A Florida sheriff has published the mugshots of juvenile offenders, including a 10-year-old boy who threatened to shoot up his school.
Lee County Sheriff Carmine Marceno ordered his deputies to perp walk the 10-year-old boy in front of cameras on Saturday, May 28.
The boy's pictures appeared in the NY Post and London's DailyMail.com. But some American media outlets complied with a law that protects juveniles under 18 who commit crimes.
Sheriff Marceno said publicly disgracing children (and their parents) will scare them straight.
"While I understand the boy is 10 years old, his brain's not fully developed, he's a juvenile, I have to tell you: When a 10-year-old presses a trigger, the aftermath is the same regardless of the age."
"We have a ten-year-old, a fifth-grader, that sends text messages that circulate. Pictures of wads of money.

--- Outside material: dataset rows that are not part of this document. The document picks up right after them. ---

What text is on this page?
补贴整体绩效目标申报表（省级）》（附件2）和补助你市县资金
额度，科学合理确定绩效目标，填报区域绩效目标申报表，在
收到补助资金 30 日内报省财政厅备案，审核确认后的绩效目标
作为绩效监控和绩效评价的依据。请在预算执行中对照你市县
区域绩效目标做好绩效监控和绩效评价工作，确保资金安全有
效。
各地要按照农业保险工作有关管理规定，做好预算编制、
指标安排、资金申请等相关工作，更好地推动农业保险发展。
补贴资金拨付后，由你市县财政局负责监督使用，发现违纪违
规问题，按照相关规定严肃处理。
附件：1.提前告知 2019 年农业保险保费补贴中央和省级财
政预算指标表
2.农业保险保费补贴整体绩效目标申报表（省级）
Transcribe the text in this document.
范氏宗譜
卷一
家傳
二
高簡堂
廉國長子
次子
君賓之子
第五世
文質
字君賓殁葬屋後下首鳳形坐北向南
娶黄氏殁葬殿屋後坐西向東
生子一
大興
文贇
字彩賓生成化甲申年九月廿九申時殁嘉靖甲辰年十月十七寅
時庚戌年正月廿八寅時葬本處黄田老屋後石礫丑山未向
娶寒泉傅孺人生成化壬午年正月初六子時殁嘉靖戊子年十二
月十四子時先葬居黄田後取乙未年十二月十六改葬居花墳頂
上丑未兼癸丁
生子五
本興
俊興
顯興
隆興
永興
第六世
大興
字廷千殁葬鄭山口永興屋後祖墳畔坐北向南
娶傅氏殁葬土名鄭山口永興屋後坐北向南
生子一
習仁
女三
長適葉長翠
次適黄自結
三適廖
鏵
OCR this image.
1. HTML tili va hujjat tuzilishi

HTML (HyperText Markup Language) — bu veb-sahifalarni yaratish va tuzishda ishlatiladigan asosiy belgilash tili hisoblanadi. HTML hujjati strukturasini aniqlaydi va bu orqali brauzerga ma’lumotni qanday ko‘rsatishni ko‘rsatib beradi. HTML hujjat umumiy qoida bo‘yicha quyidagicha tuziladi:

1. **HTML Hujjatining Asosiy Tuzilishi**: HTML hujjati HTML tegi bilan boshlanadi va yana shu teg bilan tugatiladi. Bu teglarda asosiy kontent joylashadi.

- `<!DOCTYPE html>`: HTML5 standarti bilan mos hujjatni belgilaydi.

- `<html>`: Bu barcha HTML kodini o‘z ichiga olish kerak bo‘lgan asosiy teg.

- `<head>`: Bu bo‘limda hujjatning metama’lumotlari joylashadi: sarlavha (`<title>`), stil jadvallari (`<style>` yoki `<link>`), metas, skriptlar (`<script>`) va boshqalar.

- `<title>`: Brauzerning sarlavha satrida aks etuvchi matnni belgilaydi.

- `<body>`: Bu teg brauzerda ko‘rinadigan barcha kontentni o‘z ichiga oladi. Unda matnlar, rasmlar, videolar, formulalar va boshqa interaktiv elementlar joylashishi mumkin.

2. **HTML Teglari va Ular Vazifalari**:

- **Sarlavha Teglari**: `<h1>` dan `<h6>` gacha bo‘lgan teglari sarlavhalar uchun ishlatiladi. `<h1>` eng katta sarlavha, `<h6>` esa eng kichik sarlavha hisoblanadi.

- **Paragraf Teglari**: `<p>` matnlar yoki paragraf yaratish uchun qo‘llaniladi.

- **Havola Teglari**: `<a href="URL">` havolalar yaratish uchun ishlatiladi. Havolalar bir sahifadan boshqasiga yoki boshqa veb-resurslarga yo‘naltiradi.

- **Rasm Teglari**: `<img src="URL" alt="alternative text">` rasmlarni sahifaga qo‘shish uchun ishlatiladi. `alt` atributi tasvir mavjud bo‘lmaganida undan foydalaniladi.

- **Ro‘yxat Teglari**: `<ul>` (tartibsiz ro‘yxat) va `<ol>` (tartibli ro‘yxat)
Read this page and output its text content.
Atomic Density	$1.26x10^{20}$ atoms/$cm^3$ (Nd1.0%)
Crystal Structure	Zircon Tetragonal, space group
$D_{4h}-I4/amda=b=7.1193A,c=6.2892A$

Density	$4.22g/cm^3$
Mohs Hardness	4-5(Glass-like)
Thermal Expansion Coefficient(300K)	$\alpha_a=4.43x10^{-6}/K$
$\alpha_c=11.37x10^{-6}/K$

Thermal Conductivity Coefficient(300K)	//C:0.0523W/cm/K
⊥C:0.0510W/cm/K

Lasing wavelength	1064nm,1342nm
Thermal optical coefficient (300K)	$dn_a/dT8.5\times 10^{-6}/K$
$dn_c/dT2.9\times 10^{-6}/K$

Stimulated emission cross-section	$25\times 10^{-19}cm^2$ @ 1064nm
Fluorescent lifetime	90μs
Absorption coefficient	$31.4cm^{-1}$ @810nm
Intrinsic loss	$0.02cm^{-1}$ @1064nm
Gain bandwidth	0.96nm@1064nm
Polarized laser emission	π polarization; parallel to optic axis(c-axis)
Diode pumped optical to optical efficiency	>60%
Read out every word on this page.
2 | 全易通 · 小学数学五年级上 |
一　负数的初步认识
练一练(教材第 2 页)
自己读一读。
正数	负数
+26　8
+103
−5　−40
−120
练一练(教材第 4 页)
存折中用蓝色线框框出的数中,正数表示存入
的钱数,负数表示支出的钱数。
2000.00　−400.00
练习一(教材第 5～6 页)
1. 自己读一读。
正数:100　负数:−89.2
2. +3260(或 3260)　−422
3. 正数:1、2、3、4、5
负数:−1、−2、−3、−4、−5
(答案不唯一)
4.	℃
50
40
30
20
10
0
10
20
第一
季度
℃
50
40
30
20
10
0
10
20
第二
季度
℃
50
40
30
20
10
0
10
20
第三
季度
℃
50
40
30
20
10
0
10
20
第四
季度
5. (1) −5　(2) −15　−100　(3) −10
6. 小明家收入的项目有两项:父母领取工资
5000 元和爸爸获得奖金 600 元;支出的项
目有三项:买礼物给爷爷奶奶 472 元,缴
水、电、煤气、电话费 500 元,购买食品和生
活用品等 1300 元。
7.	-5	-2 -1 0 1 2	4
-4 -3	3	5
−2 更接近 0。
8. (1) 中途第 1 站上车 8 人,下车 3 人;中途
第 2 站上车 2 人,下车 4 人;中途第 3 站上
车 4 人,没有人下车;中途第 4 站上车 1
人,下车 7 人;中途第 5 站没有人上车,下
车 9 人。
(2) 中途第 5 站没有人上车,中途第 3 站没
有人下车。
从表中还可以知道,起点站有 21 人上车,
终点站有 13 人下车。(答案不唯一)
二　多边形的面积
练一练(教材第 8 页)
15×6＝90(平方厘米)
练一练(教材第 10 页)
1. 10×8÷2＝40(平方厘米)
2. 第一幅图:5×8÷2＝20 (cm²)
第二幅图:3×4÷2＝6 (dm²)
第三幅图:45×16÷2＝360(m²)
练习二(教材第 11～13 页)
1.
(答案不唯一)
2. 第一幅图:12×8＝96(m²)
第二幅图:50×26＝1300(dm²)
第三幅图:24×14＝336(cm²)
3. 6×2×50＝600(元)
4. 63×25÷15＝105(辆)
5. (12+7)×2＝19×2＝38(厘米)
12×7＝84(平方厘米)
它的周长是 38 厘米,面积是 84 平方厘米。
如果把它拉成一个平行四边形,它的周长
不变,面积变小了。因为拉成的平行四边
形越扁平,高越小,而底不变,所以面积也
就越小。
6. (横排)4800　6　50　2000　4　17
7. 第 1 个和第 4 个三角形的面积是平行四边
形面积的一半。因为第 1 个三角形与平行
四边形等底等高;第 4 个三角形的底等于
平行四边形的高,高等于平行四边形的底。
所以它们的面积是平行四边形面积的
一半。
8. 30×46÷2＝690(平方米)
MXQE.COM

Pictures of rifles and written threats after that," Marceno said in an interview Tuesday with DailyMail.com.
Marceno said a "fake threat" can lead to "real consequences," and he will continue to release juvenile mugshots to the public because it teaches that committing an "adult felony" results in adult consequences.
The same day that the 10-year-old's mugshot and video were released, Corey Anderson, 18, from Hillsborough County, Florida, was charged with a felony after he posted a photo of a rifle, handgun and tactical vest online and captioned the image: "Hey Siri, directions to the nearest school".
The threats occurred after a teenager killed 21 people, including 19 children, at an elementary school in Texas on May 24.
Merceno defended releasing mugshots of juvenile offenders.
"If a 10-year-old, 12-year-old, 18-year-old presses the trigger, the aftermath is the same," he said. "As a sheriff I have to make certain that we leave no stone unturned and do everything possible to protect our children."
He added: "Doesn't matter who it is, you commit a felony, you write a threat to commit a mass shooting in a school - the mugshot, the picture, it's all going up there because the days of people trying to protect or hide are done."
Officials in other jurisdictions take a more traditional approach with juvenile offenders.
In New Orleans, Louisiana, officials have refused media requests to release the mugshots of four Black teenagers who dragged 73-year-old Linda Frickey to her death while stealing her car.
The four suspects - 17-year-old John Honore, 15-year-old Lenyra Theophile, 15-year-old Marquel Curtis, and 15-year-old Briniyah Baker - are charged with second-degree murder and will be tried as adults.
They are being held on $1 million bail each and they face life in prison if convicted.